Variable type support

QRF seamlessly handles both numerical and categorical variables. For numerical targets, it uses quantile regression forests. For categorical targets (strings, booleans, numerically-encoded categorical variables), it automatically employs a Random Forest Classifier. The model detects variable types automatically and applies the appropriate method internally, requiring no manual specification from users.

How it works

Quantile Random Forests build upon the foundation of random forests by implementing a specialized algorithm from the quantile_forest package. The method begins by constructing an ensemble of decision trees, each trained on different bootstrapped samples of the original data. This process, known as bagging, introduces diversity among the individual trees and helps reduce overfitting.

During training, each tree in the forest predicts the target variable using only a random subset of the available features at each split point. This feature randomization further enhances diversity within the ensemble and improves its ability to capture various aspects of the underlying data relationships.

Key features

The Quantile Random Forest (QRF) imputer provides a robust non-parametric method particularly effective for datasets exhibiting complex, non-linear relationships and heteroscedasticity. Unlike linear models, which rely on strong distributional assumptions, QRF makes minimal assumptions about the underlying data structure, adapting its uncertainty measures to reflect varying levels of variability within different regions of the input data.

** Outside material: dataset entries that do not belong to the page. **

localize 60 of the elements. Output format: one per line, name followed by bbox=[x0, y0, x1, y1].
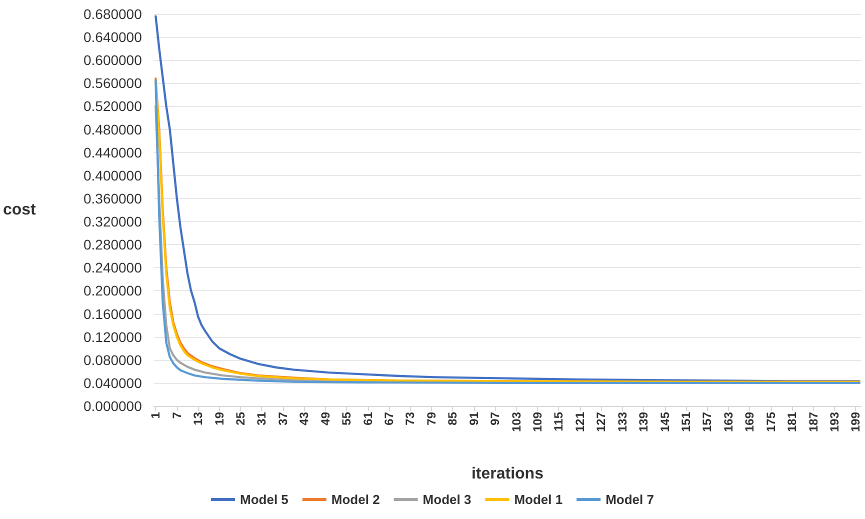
x-tick-label: 85 bbox=[446, 412, 460, 426]
x-tick-label: 133 bbox=[615, 412, 630, 432]
x-tick-label: 187 bbox=[806, 412, 820, 432]
legend-label: Model 2 bbox=[331, 492, 380, 507]
x-tick-label: 7 bbox=[170, 412, 184, 419]
line-series bbox=[154, 15, 860, 382]
y-tick-label: 0.360000 bbox=[83, 190, 142, 206]
x-tick-label: 43 bbox=[297, 412, 312, 426]
legend-label: Model 1 bbox=[514, 492, 563, 507]
x-tick-label: 13 bbox=[191, 412, 206, 426]
y-tick-label: 0.600000 bbox=[83, 52, 142, 68]
y-tick-label: 0.280000 bbox=[83, 236, 142, 253]
y-tick-label: 0.000000 bbox=[83, 398, 142, 414]
x-tick-label: 115 bbox=[552, 412, 566, 432]
x-tick-label: 31 bbox=[254, 412, 269, 426]
x-tick-label: 79 bbox=[424, 412, 438, 426]
y-tick-label: 0.120000 bbox=[83, 328, 142, 345]
x-tick-label: 73 bbox=[403, 412, 418, 426]
x-tick-label: 1 bbox=[148, 412, 163, 419]
y-tick-label: 0.200000 bbox=[83, 282, 142, 299]
legend-label: Model 7 bbox=[606, 492, 654, 507]
x-tick-label: 139 bbox=[636, 412, 651, 432]
y-tick-label: 0.040000 bbox=[83, 374, 142, 391]
x-axis-title: iterations bbox=[471, 466, 544, 482]
y-axis-title: cost bbox=[2, 202, 37, 218]
x-tick-label: 151 bbox=[678, 412, 693, 432]
x-tick-label: 181 bbox=[785, 412, 800, 432]
y-tick-label: 0.400000 bbox=[83, 167, 142, 184]
y-tick-label: 0.440000 bbox=[83, 144, 142, 160]
x-tick-label: 67 bbox=[382, 412, 396, 426]
y-tick-label: 0.520000 bbox=[83, 98, 142, 114]
y-tick-label: 0.680000 bbox=[83, 6, 142, 22]
x-tick-label: 163 bbox=[721, 412, 736, 432]
x-tick-label: 127 bbox=[594, 412, 608, 432]
x-tick-label: 91 bbox=[466, 412, 481, 426]
x-tick-label: 97 bbox=[488, 412, 502, 426]
x-tick-label: 157 bbox=[700, 412, 714, 432]
x-tick-label: 61 bbox=[360, 412, 375, 426]
x-tick-label: 175 bbox=[764, 412, 778, 432]
x-tick-label: 145 bbox=[658, 412, 672, 432]
x-tick-label: 55 bbox=[340, 412, 354, 426]
x-tick-label: 199 bbox=[848, 412, 863, 432]
y-tick-label: 0.320000 bbox=[83, 214, 142, 230]
y-tick-label: 0.160000 bbox=[83, 306, 142, 322]
x-tick-label: 169 bbox=[742, 412, 757, 432]
y-tick-label: 0.480000 bbox=[83, 121, 142, 138]
x-tick-label: 25 bbox=[234, 412, 248, 426]
y-tick-label: 0.640000 bbox=[83, 29, 142, 46]
y-tick-label: 0.560000 bbox=[83, 75, 142, 92]
x-tick-label: 193 bbox=[827, 412, 842, 432]
x-tick-label: 37 bbox=[276, 412, 290, 426]
x-tick-label: 49 bbox=[318, 412, 332, 426]
x-tick-label: 19 bbox=[212, 412, 226, 426]
x-tick-label: 109 bbox=[530, 412, 544, 432]
x-tick-label: 103 bbox=[509, 412, 524, 432]
legend-label: Model 3 bbox=[422, 492, 472, 507]
x-tick-label: 121 bbox=[572, 412, 587, 432]
legend-label: Model 5 bbox=[240, 492, 288, 507]
y-tick-label: 0.080000 bbox=[83, 352, 142, 368]
y-tick-label: 0.240000 bbox=[83, 260, 142, 276]
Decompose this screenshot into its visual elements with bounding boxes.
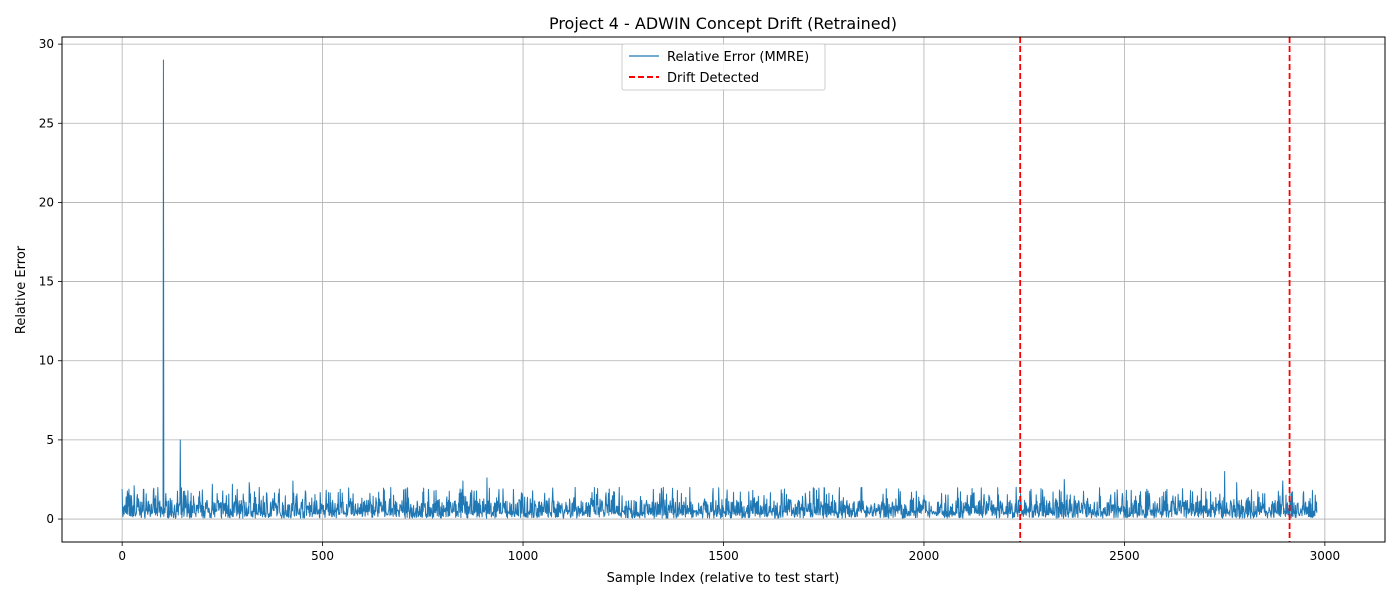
x-tick-label: 3000	[1310, 549, 1341, 563]
x-tick-label: 2500	[1109, 549, 1140, 563]
legend-label-drift: Drift Detected	[667, 71, 759, 86]
legend-box	[621, 43, 826, 91]
x-tick-label: 1000	[508, 549, 539, 563]
legend: Relative Error (MMRE) Drift Detected	[621, 43, 826, 91]
y-tick-label: 15	[39, 275, 54, 289]
x-tick-label: 1500	[708, 549, 739, 563]
y-tick-label: 0	[46, 512, 54, 526]
x-tick-label: 0	[118, 549, 126, 563]
plot-area	[121, 37, 1318, 542]
y-axis-label: Relative Error	[14, 245, 29, 334]
x-axis-label: Sample Index (relative to test start)	[607, 571, 840, 586]
ticks: 0 500 1000 1500 2000 2500 3000 0 5 10 15 20 25 30	[39, 37, 1340, 563]
legend-label-relative-error: Relative Error (MMRE)	[667, 50, 809, 65]
x-tick-label: 2000	[909, 549, 940, 563]
y-tick-label: 20	[39, 195, 54, 209]
y-tick-label: 25	[39, 116, 54, 130]
series-relative-error-line	[121, 59, 1318, 519]
x-tick-label: 500	[311, 549, 334, 563]
chart-title: Project 4 - ADWIN Concept Drift (Retrain…	[549, 14, 897, 33]
y-tick-label: 30	[39, 37, 54, 51]
y-tick-label: 10	[39, 354, 54, 368]
y-tick-label: 5	[46, 433, 54, 447]
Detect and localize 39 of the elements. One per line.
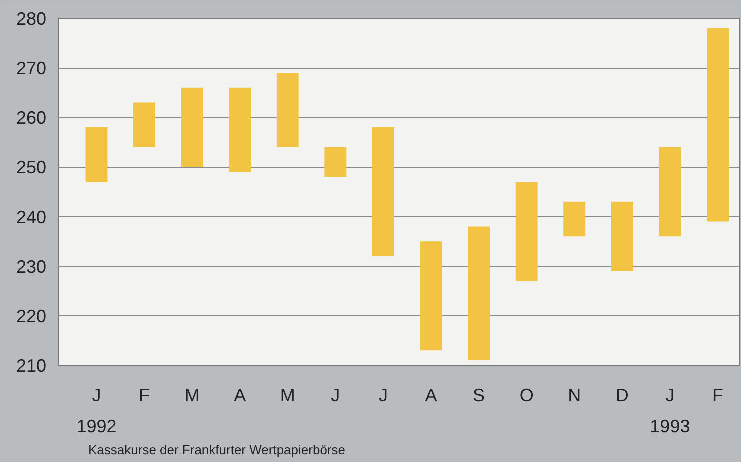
x-tick-label: F: [712, 386, 724, 406]
bar: [707, 28, 729, 222]
bar: [181, 88, 204, 168]
x-tick-label: J: [378, 386, 388, 406]
x-tick-label: O: [520, 386, 534, 406]
x-tick-label: A: [425, 386, 438, 406]
text: Kassakurse der Frankfurter Wertpapierbörse: [88, 442, 346, 458]
y-tick-label: 220: [16, 306, 47, 326]
bar: [324, 147, 347, 178]
y-tick-label: 240: [16, 207, 47, 228]
y-tick-label: 210: [16, 356, 47, 376]
x-tick-label: M: [184, 386, 200, 406]
y-tick-label: 270: [16, 58, 47, 79]
y-tick-label: 280: [16, 9, 47, 29]
x-tick-label: A: [234, 386, 246, 406]
x-tick-label: J: [92, 386, 102, 406]
text: 1993: [650, 416, 690, 436]
bar: [86, 128, 108, 182]
bar: [659, 147, 682, 237]
bar: [611, 202, 634, 272]
bar: [564, 202, 586, 237]
x-tick-label: S: [473, 386, 486, 406]
y-tick-label: 230: [16, 256, 47, 277]
x-tick-label: F: [139, 386, 150, 406]
bar: [420, 242, 442, 351]
y-tick-label: 260: [16, 108, 47, 128]
x-tick-label: M: [280, 386, 296, 406]
x-tick-label: J: [331, 386, 340, 406]
bar: [134, 102, 156, 148]
x-tick-label: J: [666, 386, 675, 406]
bar: [229, 88, 252, 172]
text: 1992: [76, 416, 117, 436]
bar: [468, 226, 490, 361]
bar: [516, 182, 538, 282]
bar: [276, 73, 299, 148]
bar: [372, 128, 394, 256]
y-tick-label: 250: [16, 158, 47, 178]
x-tick-label: N: [568, 386, 582, 406]
x-tick-label: D: [616, 386, 629, 406]
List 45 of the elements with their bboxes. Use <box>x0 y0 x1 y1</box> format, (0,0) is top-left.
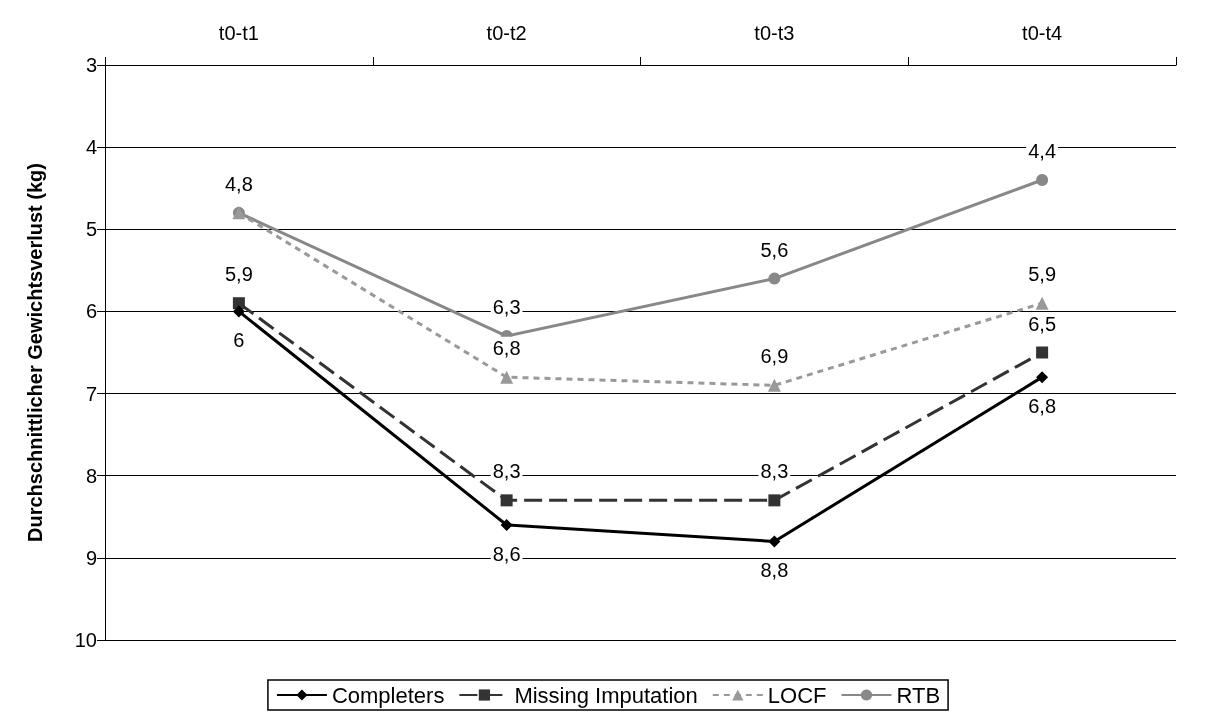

QRF’s primary strength lies in its predictive approach. While traditional random forests aggregate predictions into averages, QRF maintains the entire predictive distribution from each tree, directly estimating quantiles based on this empirical distribution. It also quantifies uncertainty through robust prediction intervals derived directly from its quantile estimates. These intervals dynamically adjust across the feature space, effectively signaling areas with varying levels of predictive certainty.

Although QRF typically involves higher computational demands compared to simpler linear models, its enhanced accuracy on datasets with complex, non-linear relationships frequently justifies this trade-off. For applications where accurate predictive performance and meaningful uncertainty quantification are critical, QRF emerges as an especially valuable approach.